Anyone else with physical access to / possession of your machine that knows their ass from a hole in the ground would just boot off a cd and nuke your password from orbitb.

If you really care, truecrypt with whole drive encryption and a strong password is where it's at.


hello is bitlocker safe enought for my machine? or truecrypt is better? I think read somewhere that truecrypt slows down hevavy your SSD and reduce its lifetime and bitlocker is faster and more efficient in SSD... only 10% performace hit vs 50% on truecrypt!!?

WinRT said,

hello is bitlocker safe enought for my machine? or truecrypt is better? I think read somewhere that truecrypt slows down hevavy your SSD and reduce its lifetime and bitlocker is faster and more efficient in SSD... only 10% performace hit vs 50% on truecrypt!!?


They're equally safe, but technically due to better integration, bit locker is probably better/more secure.

HawkMan said,


They're equally safe, but technically due to better integration, bit locker is probably better/more secure.

But if you encrypt a portable harddrive or usb stick, truecrypt may be better if you move around and use a few machines.
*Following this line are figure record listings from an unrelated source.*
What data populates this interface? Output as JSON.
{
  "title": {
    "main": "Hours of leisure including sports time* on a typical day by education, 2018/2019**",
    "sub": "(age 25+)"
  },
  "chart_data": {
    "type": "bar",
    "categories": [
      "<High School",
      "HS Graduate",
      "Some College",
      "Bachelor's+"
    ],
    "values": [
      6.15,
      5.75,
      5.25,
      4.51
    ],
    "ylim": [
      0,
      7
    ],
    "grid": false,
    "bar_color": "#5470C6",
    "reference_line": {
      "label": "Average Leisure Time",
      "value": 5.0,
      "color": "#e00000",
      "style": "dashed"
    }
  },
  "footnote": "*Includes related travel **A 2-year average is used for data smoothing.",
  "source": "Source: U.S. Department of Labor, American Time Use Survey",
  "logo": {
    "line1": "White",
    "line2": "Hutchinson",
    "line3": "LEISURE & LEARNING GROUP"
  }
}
It also has hidden volumes.

In other words, if you distribute your bruteforce algorithm workload over countless amount of cores, you get good results.

Why countless? Because a high end GPU has a lot of very simple cores / processing units.

The Windows password part is just click-bait it seems.

Coolicer said,
The Windows password part is just click-bait it seems.

Nope, actually this machine cracks Windows passwords the fastest of all the algorithms it's capable of, especially LM encrypted ones

Scorpus said,

Nope, actually this machine cracks Windows passwords the fastest of all the algorithms it's capable of, especially LM encrypted ones

Wrong, I've worked in cryptography for many years. NTLM is actually a relatively difficult algorithm to break but many researchers diverted their attention to it and developed short cuts for breaking it, the most common being rainbow tables. Rainbow tables fall apart at about 10 characters long which means if you were securing a PC that had some serious data on it you have longer passwords.

For the record, obtaining an NTLM hash isn't very easy, especially in Windows 8. The only real way is to have physical access to the computer (there are software based solutions but almost always detected) and if you have that then there are a lot simpler ways of gaining access to the computer than brute forcing the password. Windows passwords are for protecting Windows not your computer I advise power on passwords coupled with an HDD password or HDD encryption with truecrypt,

So yeah the Windows part was really click bait, these computers can crack any kind of algorithm as you said and I can assure you NTLM is not the easiest ever tried cracking plain text?

ingramator said,
...

To be fair, he said "fastest", not "easiest" and he didn't say it was the easiest ever, he said this machine can crack Windows passwords the fastest out of all the algorithms it can crack (out of the 44).

Whether that's true or not I don't know, but at least read his comment before replying.